Если бы мы пожелали представить эти три стадии языка алгебраически, мы могли бы обозначить первую как RR, используя R в качестве символа корня, не претерпевшего фонетической деградации; вторую — как R + ρ, или ρ + R, или ρ + R + ρ, обозначая через ρ пустое слово, претерпевшее фонетическое изменение; третью — как rρ, или ρr, или ρrρ, когда и полнозначные, и пустые слова изменились и сплавились в одну неразличимую массу под воздействием интенсивного жара мысли и постоянной «ковки» языка.

Те, кто знаком с трудами Гумбольдта, легко узнают в этих трех стадиях, или пластах, классификацию языка, впервые предложенную этим выдающимся философом. Согласно ему, языки можно классифицировать как изолирующие, агглютинативные и флективные, и его определение этих трех классов в основном совпадает с только что приведенным описанием трех пластов или стадий языка.

Но любопытно то, что эта трехчленная классификация и вытекающие из нее следствия не были сразу же полностью осмыслены, более того, что на ней была основана система, являющаяся совершенно очевидно ошибочной. Мы снова и снова встречаем в большинстве работ по сравнительной филологии утверждение, что китайский язык относится к изолирующему классу, туранские языки — к комбинаторным, арийские и семитские — к флективным; более того, профессор Потт и его школа, по-видимому, убеждены, что никакая эволюция от изолирующей к комбинаторной и от комбинаторной к флективной речи невозможна. Таким образом, мы были бы вынуждены поверить, что в силу некоего необъяснимого грамматического инстинкта или некой внутренней необходимости языки с самого начала были созданы как изолирующие, комбинаторные или флективные и должны оставаться таковыми до конца.
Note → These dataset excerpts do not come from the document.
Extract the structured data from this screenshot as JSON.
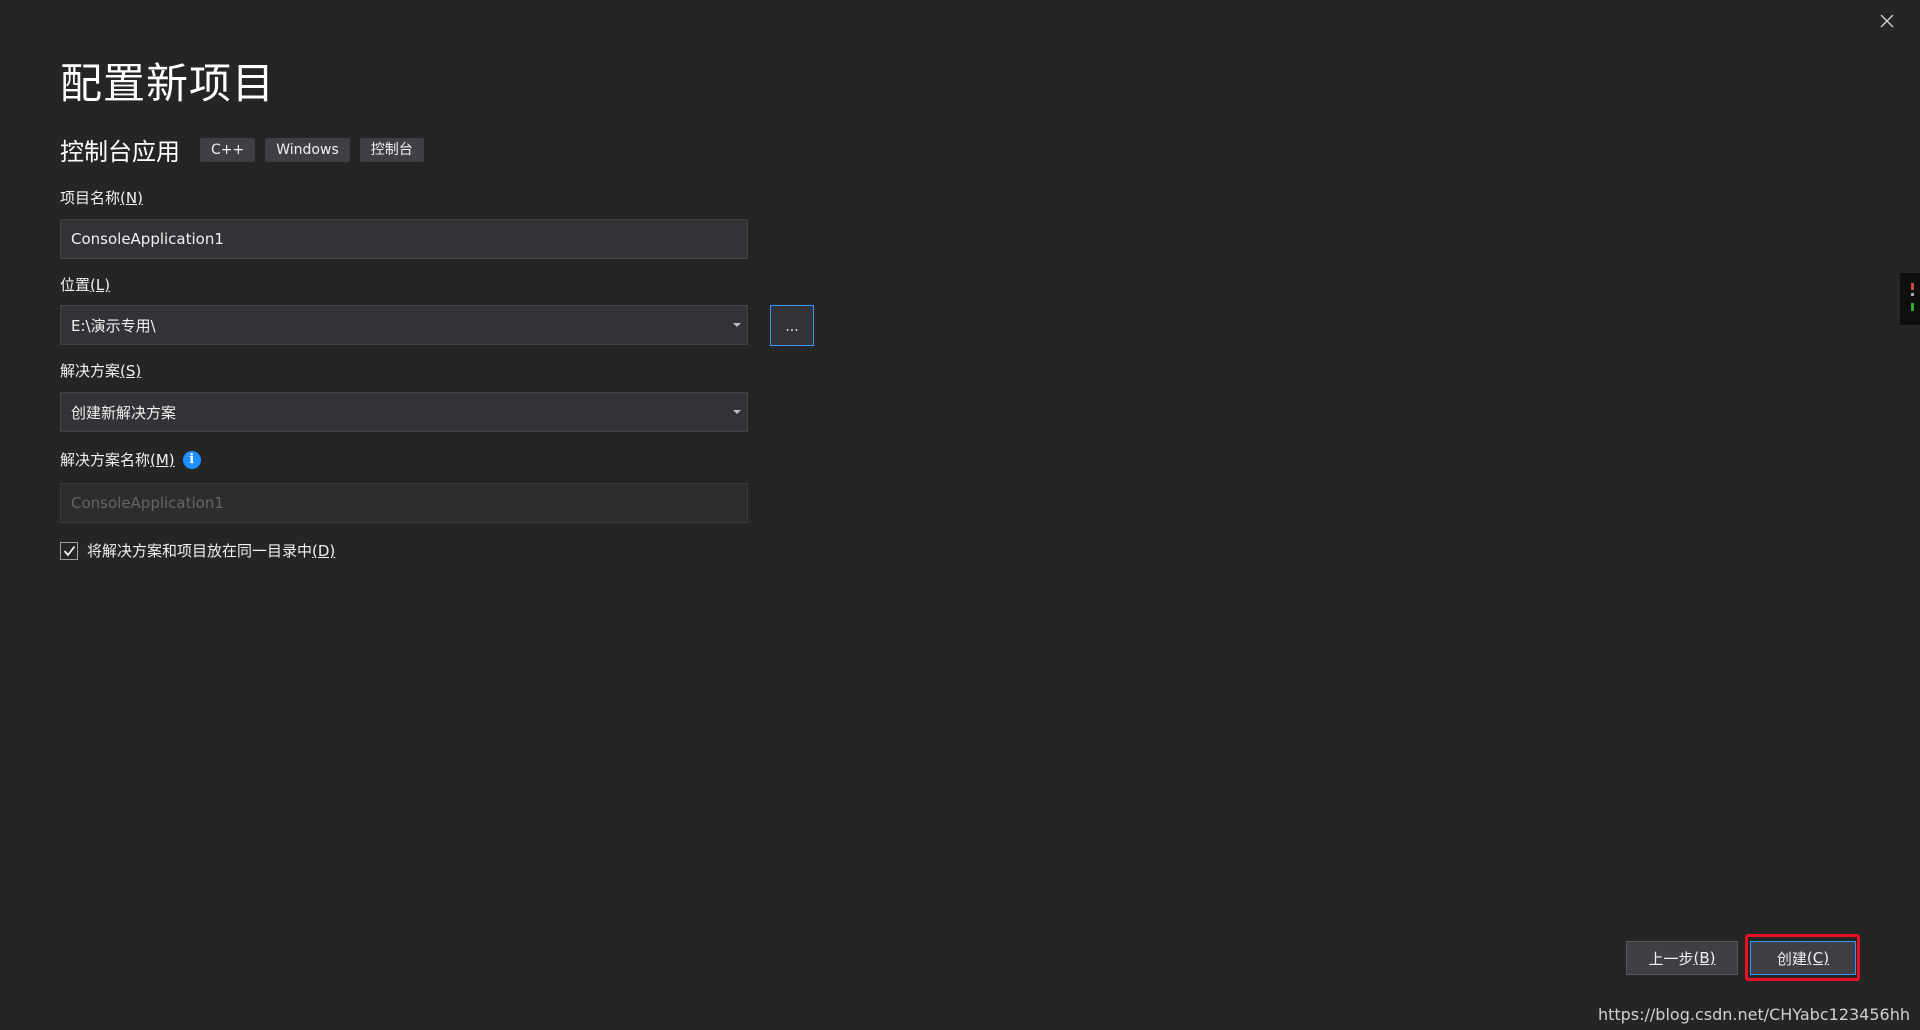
{
  "dialog": {
    "title": "配置新项目",
    "template_name": "控制台应用",
    "tags": [
      "C++",
      "Windows",
      "控制台"
    ]
  },
  "project_name": {
    "label": "项目名称",
    "mnemonic": "(N)",
    "value": "ConsoleApplication1"
  },
  "location": {
    "label": "位置",
    "mnemonic": "(L)",
    "value": "E:\\演示专用\\",
    "browse_label": "..."
  },
  "solution": {
    "label": "解决方案",
    "mnemonic": "(S)",
    "value": "创建新解决方案"
  },
  "solution_name": {
    "label": "解决方案名称",
    "mnemonic": "(M)",
    "value": "ConsoleApplication1",
    "info_icon": "info-icon"
  },
  "same_dir_checkbox": {
    "label": "将解决方案和项目放在同一目录中",
    "mnemonic": "(D)",
    "checked": true
  },
  "footer": {
    "back_label": "上一步",
    "back_mnemonic": "(B)",
    "create_label": "创建",
    "create_mnemonic": "(C)"
  },
  "colors": {
    "background": "#252526",
    "input_bg": "#333337",
    "accent": "#3399ff",
    "highlight": "#e81123"
  },
  "watermark": "https://blog.csdn.net/CHYabc123456hh"
}
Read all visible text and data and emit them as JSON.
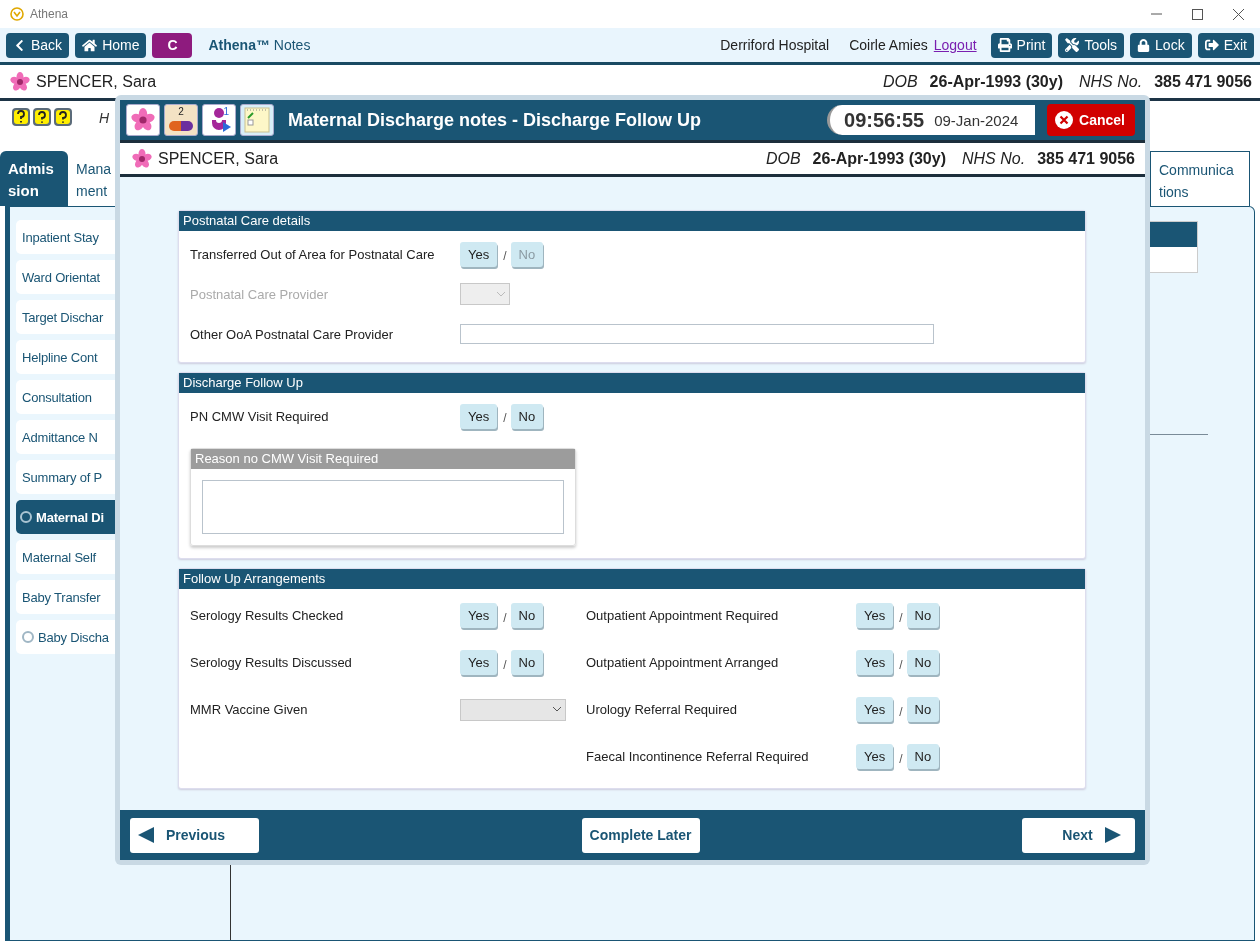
{
  "window": {
    "title": "Athena"
  },
  "toolbar": {
    "left_buttons": [
      {
        "kind": "back",
        "label": "Back"
      },
      {
        "kind": "home",
        "label": "Home"
      },
      {
        "kind": "letter",
        "label": "C"
      }
    ],
    "app_name": "**Athena™** Notes",
    "hospital": "Derriford Hospital",
    "user": "Coirle Amies",
    "logout": "Logout",
    "right_buttons": [
      {
        "kind": "print",
        "label": "Print"
      },
      {
        "kind": "tools",
        "label": "Tools"
      },
      {
        "kind": "lock",
        "label": "Lock"
      },
      {
        "kind": "exit",
        "label": "Exit"
      }
    ]
  },
  "patient": {
    "name": "SPENCER, Sara",
    "dob_label": "DOB",
    "dob": "26-Apr-1993 (30y)",
    "nhs_label": "NHS No.",
    "nhs": "385 471 9056"
  },
  "subtitle": "H",
  "tabs": [
    {
      "label": "Admis sion",
      "selected": true
    },
    {
      "label": "Mana ment",
      "selected": false
    },
    {
      "label": "Communica tions",
      "selected": false
    }
  ],
  "sidebar": {
    "items": [
      {
        "label": "Inpatient Stay",
        "selected": false,
        "status_ring": false
      },
      {
        "label": "Ward Orientat",
        "selected": false,
        "status_ring": false
      },
      {
        "label": "Target Dischar",
        "selected": false,
        "status_ring": false
      },
      {
        "label": "Helpline Cont",
        "selected": false,
        "status_ring": false
      },
      {
        "label": "Consultation",
        "selected": false,
        "status_ring": false
      },
      {
        "label": "Admittance N",
        "selected": false,
        "status_ring": false
      },
      {
        "label": "Summary of P",
        "selected": false,
        "status_ring": false
      },
      {
        "label": "Maternal Di",
        "selected": true,
        "status_ring": true
      },
      {
        "label": "Maternal Self",
        "selected": false,
        "status_ring": false
      },
      {
        "label": "Baby Transfer",
        "selected": false,
        "status_ring": false
      },
      {
        "label": "Baby Discha",
        "selected": false,
        "status_ring": true
      }
    ]
  },
  "dialog": {
    "header_icons": [
      {
        "kind": "flower"
      },
      {
        "kind": "medication",
        "count": "2"
      },
      {
        "kind": "person",
        "count": "1"
      },
      {
        "kind": "notes"
      }
    ],
    "title": "Maternal Discharge notes - Discharge Follow Up",
    "time": "09:56:55",
    "date": "09-Jan-2024",
    "cancel": "Cancel",
    "patient": {
      "name": "SPENCER, Sara",
      "dob_label": "DOB",
      "dob": "26-Apr-1993 (30y)",
      "nhs_label": "NHS No.",
      "nhs": "385 471 9056"
    },
    "sections": [
      {
        "title": "Postnatal Care details",
        "columns": [
          [
            {
              "kind": "yesno",
              "label": "Transferred Out of Area for Postnatal Care",
              "separator": "/",
              "options": [
                {
                  "label": "Yes",
                  "disabled": false
                },
                {
                  "label": "No",
                  "disabled": true
                }
              ]
            },
            {
              "kind": "select",
              "label": "Postnatal Care Provider",
              "disabled": true
            },
            {
              "kind": "text",
              "label": "Other OoA Postnatal Care Provider"
            }
          ]
        ]
      },
      {
        "title": "Discharge Follow Up",
        "columns": [
          [
            {
              "kind": "yesno",
              "label": "PN CMW Visit Required",
              "separator": "/",
              "options": [
                {
                  "label": "Yes",
                  "disabled": false
                },
                {
                  "label": "No",
                  "disabled": false
                }
              ]
            },
            {
              "kind": "group",
              "title": "Reason no CMW Visit Required",
              "disabled": true
            }
          ]
        ]
      },
      {
        "title": "Follow Up Arrangements",
        "columns": [
          [
            {
              "kind": "yesno",
              "label": "Serology Results Checked",
              "separator": "/",
              "options": [
                {
                  "label": "Yes",
                  "disabled": false
                },
                {
                  "label": "No",
                  "disabled": false
                }
              ]
            },
            {
              "kind": "yesno",
              "label": "Serology Results Discussed",
              "separator": "/",
              "options": [
                {
                  "label": "Yes",
                  "disabled": false
                },
                {
                  "label": "No",
                  "disabled": false
                }
              ]
            },
            {
              "kind": "select",
              "label": "MMR Vaccine Given",
              "disabled": false
            }
          ],
          [
            {
              "kind": "yesno",
              "label": "Outpatient Appointment Required",
              "separator": "/",
              "options": [
                {
                  "label": "Yes",
                  "disabled": false
                },
                {
                  "label": "No",
                  "disabled": false
                }
              ]
            },
            {
              "kind": "yesno",
              "label": "Outpatient Appointment Arranged",
              "separator": "/",
              "options": [
                {
                  "label": "Yes",
                  "disabled": false
                },
                {
                  "label": "No",
                  "disabled": false
                }
              ]
            },
            {
              "kind": "yesno",
              "label": "Urology Referral Required",
              "separator": "/",
              "options": [
                {
                  "label": "Yes",
                  "disabled": false
                },
                {
                  "label": "No",
                  "disabled": false
                }
              ]
            },
            {
              "kind": "yesno",
              "label": "Faecal Incontinence Referral Required",
              "separator": "/",
              "options": [
                {
                  "label": "Yes",
                  "disabled": false
                },
                {
                  "label": "No",
                  "disabled": false
                }
              ]
            }
          ]
        ]
      }
    ],
    "footer": {
      "previous": "Previous",
      "complete_later": "Complete Later",
      "next": "Next"
    }
  }
}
Странно, что те ученые, которые придерживаются мнения, что переход от одной формы языка к другой невозможен, не заметили, что на самом деле не существует языка, который можно было бы строго назвать либо изолирующим, либо комбинаторным, либо флективным, и что переход от одной стадии к другой фактически постоянно происходит у нас на глазах. Даже китайский язык не свободен от комбинаторных форм, а наиболее развитые среди комбинаторных языков демонстрируют самые ясные следы начинающейся флексии. Трудность заключается не в том, чтобы показать переход одного пласта речи в другой, а скорее в том, чтобы провести четкую грань между различными пластами. Та же трудность ощущалась в геологии и побудила сэра Чарльза Лайеля изобрести такие гибкие названия, как эоцен, миоцен и плиоцен — названия, которые указывают лишь на зарождение, меньшинство или большинство новых образований, но не проводят жесткой и непреложной границы, отделяющей один пласт от другого. Естественный рост, и даже просто механическое накопление и приращение, здесь, как и везде, настолько незначительны и почти незаметны, что они бросают вызов любой строгой научной терминологии и заставляют нас усвоить урок: мы должны довольствоваться приблизительной точностью. Для практических целей классификация языков Гумбольдта может быть вполне достаточной, и нам нетрудно классифицировать любой данный язык, в соответствии с преобладающим характером его образования, как изолирующий, комбинаторный или флективный. Но когда мы анализируем каждый язык более тщательно, мы обнаруживаем, что нет ни одного исключительно изолирующего, исключительно комбинаторного или исключительно флективного языка. Способность к словосложению, которая сохраняется в неизменном виде на протяжении каждого пласта, может в любой момент поставить флективный язык на один уровень с изолирующим и комбинаторным. Такое сложное слово, как санскритское go-duh, «доение коровы», мало чем, если вообще чем-то, отличается от китайского nieou-jou, vaccæ lac, или, в кантонском патуа, ngau ü, «коровье молоко», прежде чем оно принимает окончания именительного падежа, что, конечно, невозможно в китайском языке.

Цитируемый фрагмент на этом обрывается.